Platform solution: “You see, houses sell for a million bucks, and I bet you could use this scaffolding to make AT LEAST ten houses, so really, $5M for this pile of pipes and planks is a bargain.”
PubChem Bioassay: it’s a data lake with chemistry data! Yay! Except instead of a private lake, it’s more of a public swimming pool — and that group over yonder’s been in the water for a suspiciously long time without getting out for a bathroom break.
Real-world evidence: Refers to a recent movement to collect safety and efficacy data on Earth, reversing a trend that has grown since 1986, when a coalition of large pharmaceutical companies successfully opened a portal to Earth-Prime and outsourced most drug development to cheaper CROs in a parallel dimension.
Reinforcement learning: A method of training AI systems that borrows from the Montessori method. Traditional deep learning is punitive, assigning models “losses” but never “wins”; and sometimes involves outright brainwashing, “normalizing” and “regularizing” models that fail to behave. By contrast, practitioners of reinforcement learning believe that a nurturing, exploratory environment is best for young AIs.
Robotic lab: depending on whether the speaker comes from academia or industry, actually a swarm of undergrads or highly educated yet cheap scientists in a nation 15 time zones away. Often paired with a system to do generative chemistry.
State-of-the-art: still not good enough to do anything useful, or we would have done it.
Virtual screening: In graduate school, the author was told by his housing manager that insect mesh for the windows would not provided by management (true story). In a fit of exasperation one summer evening, and lacking the funds for netting or insect repellent, he shouted loudly at the mosquitoes to keep out. It turns out that simulation is really no substitute for actual physical and chemical techniques to let the good molecules in and keep the bad ones out.

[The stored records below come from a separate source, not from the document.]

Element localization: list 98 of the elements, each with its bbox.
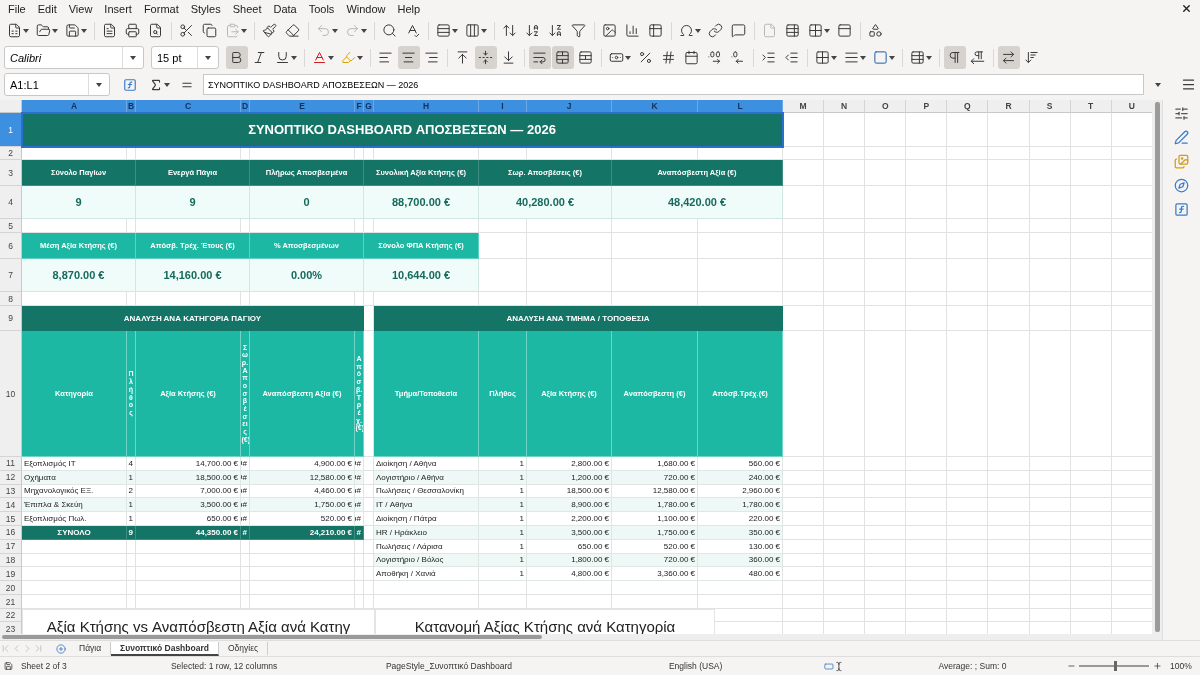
- menu-item[interactable]: Sheet: [226, 2, 268, 15]
- font-name-field[interactable]: Calibri: [4, 46, 144, 69]
- sum-status: Average: ; Sum: 0: [938, 661, 1008, 671]
- column-header[interactable]: P: [906, 100, 948, 113]
- table-cell: 1,100.00 €: [612, 512, 698, 526]
- menu-item[interactable]: Data: [267, 2, 303, 15]
- row-header[interactable]: 20: [0, 581, 22, 596]
- menu-item[interactable]: Insert: [98, 2, 138, 15]
- name-box[interactable]: A1:L1: [4, 73, 110, 96]
- column-header[interactable]: M: [783, 100, 825, 113]
- kpi-value: 8,870.00 €: [22, 259, 136, 292]
- column-header[interactable]: R: [988, 100, 1030, 113]
- table-title: ΑΝΑΛΥΣΗ ΑΝΑ ΤΜΗΜΑ / ΤΟΠΟΘΕΣΙΑ: [374, 306, 783, 331]
- table-cell: Διοίκηση / Πάτρα: [374, 512, 479, 526]
- sheet-position: Sheet 2 of 3: [20, 661, 68, 671]
- menu-item[interactable]: Help: [391, 2, 427, 15]
- table-cell: Αποθήκη / Χανιά: [374, 567, 479, 582]
- kpi-value: 14,160.00 €: [136, 259, 250, 292]
- kpi-value: 10,644.00 €: [364, 259, 479, 292]
- kpi-value: 9: [22, 186, 136, 219]
- zoom-percent[interactable]: 100%: [1170, 661, 1200, 671]
- column-header[interactable]: S: [1029, 100, 1071, 113]
- table-title: ΑΝΑΛΥΣΗ ΑΝΑ ΚΑΤΗΓΟΡΙΑ ΠΑΓΙΟΥ: [22, 306, 364, 331]
- table-cell: 1,680.00 €: [612, 457, 698, 471]
- column-header[interactable]: N: [824, 100, 866, 113]
- row-header[interactable]: 21: [0, 595, 22, 610]
- kpi-value: 9: [136, 186, 250, 219]
- page-style: PageStyle_Συνοπτικό Dashboard: [385, 661, 514, 671]
- kpi-value: 88,700.00 €: [364, 186, 479, 219]
- row-header[interactable]: 11: [0, 457, 22, 471]
- table-cell: Έπιπλα & Σκεύη: [22, 498, 127, 513]
- table-cell: 1: [479, 457, 527, 471]
- row-header[interactable]: 15: [0, 512, 22, 526]
- selection-status: Selected: 1 row, 12 columns: [170, 661, 279, 671]
- table-cell: 520.00 €: [250, 512, 355, 526]
- table-cell: 1,780.00 €: [698, 498, 783, 513]
- total-cell: #: [355, 526, 364, 540]
- dashboard-title: ΣΥΝΟΠΤΙΚΟ DASHBOARD ΑΠΟΣΒΕΣΕΩΝ — 2026: [22, 113, 783, 147]
- table-cell: 4,800.00 €: [527, 567, 612, 582]
- table-cell: 3,360.00 €: [612, 567, 698, 582]
- formula-input[interactable]: ΣΥΝΟΠΤΙΚΟ DASHBOARD ΑΠΟΣΒΕΣΕΩΝ — 2026: [203, 74, 1144, 95]
- table-cell: 480.00 €: [698, 567, 783, 582]
- kpi-value: 40,280.00 €: [479, 186, 612, 219]
- column-header[interactable]: Q: [947, 100, 989, 113]
- row-header[interactable]: 9: [0, 306, 22, 331]
- column-header[interactable]: O: [865, 100, 907, 113]
- menu-item[interactable]: Window: [340, 2, 392, 15]
- table-cell: #: [355, 457, 364, 471]
- row-header[interactable]: 23: [0, 622, 22, 634]
- row-header[interactable]: 2: [0, 147, 22, 160]
- menu-item[interactable]: Edit: [31, 2, 63, 15]
- table-cell: 14,700.00 €: [136, 457, 241, 471]
- row-header[interactable]: 10: [0, 331, 22, 457]
- table-cell: 560.00 €: [698, 457, 783, 471]
- row-header[interactable]: 5: [0, 219, 22, 233]
- table-cell: 1: [127, 498, 136, 513]
- menu-item[interactable]: View: [62, 2, 99, 15]
- row-header[interactable]: 4: [0, 186, 22, 219]
- kpi-value: 0: [250, 186, 364, 219]
- row-header[interactable]: 7: [0, 259, 22, 292]
- kpi-value: 48,420.00 €: [612, 186, 783, 219]
- table-cell: 650.00 €: [136, 512, 241, 526]
- menu-item[interactable]: Tools: [302, 2, 341, 15]
- table-cell: #: [355, 512, 364, 526]
- table-cell: 1,750.00 €: [250, 498, 355, 513]
- font-size-field[interactable]: 15 pt: [151, 46, 219, 69]
- sheet-tab[interactable]: Συνοπτικό Dashboard: [111, 641, 219, 656]
- table-cell: 2,800.00 €: [527, 457, 612, 471]
- table-cell: 1,780.00 €: [612, 498, 698, 513]
- table-cell: Εξοπλισμός Πωλ.: [22, 512, 127, 526]
- table-cell: 1: [127, 470, 136, 485]
- table-cell: Εξοπλισμός IT: [22, 457, 127, 471]
- sheet-tab[interactable]: Οδηγίες: [218, 641, 269, 656]
- table-cell: 2,200.00 €: [527, 512, 612, 526]
- row-header[interactable]: 14: [0, 498, 22, 513]
- row-header[interactable]: 19: [0, 567, 22, 582]
- table-cell: 3,500.00 €: [136, 498, 241, 513]
- table-cell: 1: [479, 567, 527, 582]
- row-header[interactable]: 3: [0, 160, 22, 186]
- kpi-value: 0.00%: [250, 259, 364, 292]
- table-cell: 1: [479, 512, 527, 526]
- row-header[interactable]: 6: [0, 233, 22, 259]
- table-cell: #: [355, 470, 364, 485]
- column-header[interactable]: T: [1070, 100, 1112, 113]
- table-cell: 1: [479, 498, 527, 513]
- menu-item[interactable]: Format: [137, 2, 185, 15]
- menu-item[interactable]: Styles: [184, 2, 227, 15]
- column-header[interactable]: U: [1111, 100, 1152, 113]
- table-cell: 1: [127, 512, 136, 526]
- row-header[interactable]: 8: [0, 292, 22, 306]
- table-cell: IT / Αθήνα: [374, 498, 479, 513]
- table-cell: Διοίκηση / Αθήνα: [374, 457, 479, 471]
- table-cell: 4,900.00 €: [250, 457, 355, 471]
- language-status: English (USA): [668, 661, 724, 671]
- menu-item[interactable]: File: [2, 2, 32, 15]
- table-cell: 220.00 €: [698, 512, 783, 526]
- row-header[interactable]: 22: [0, 609, 22, 623]
- table-cell: 8,900.00 €: [527, 498, 612, 513]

[1] Haque IS. AI in Drug Discovery Glossary, 2020 Edition.
[2] Muntz, Nelson. “Ha-ha!” Personal communication.
A disclaimer, in case it went over anyone’s head: the views expressed in this post do not reflect the views of my past, present, future, or subjunctive employers on the topic, nor do they really reflect my own. My view is that if we were to be unable to laugh at ourselves, all would be lost.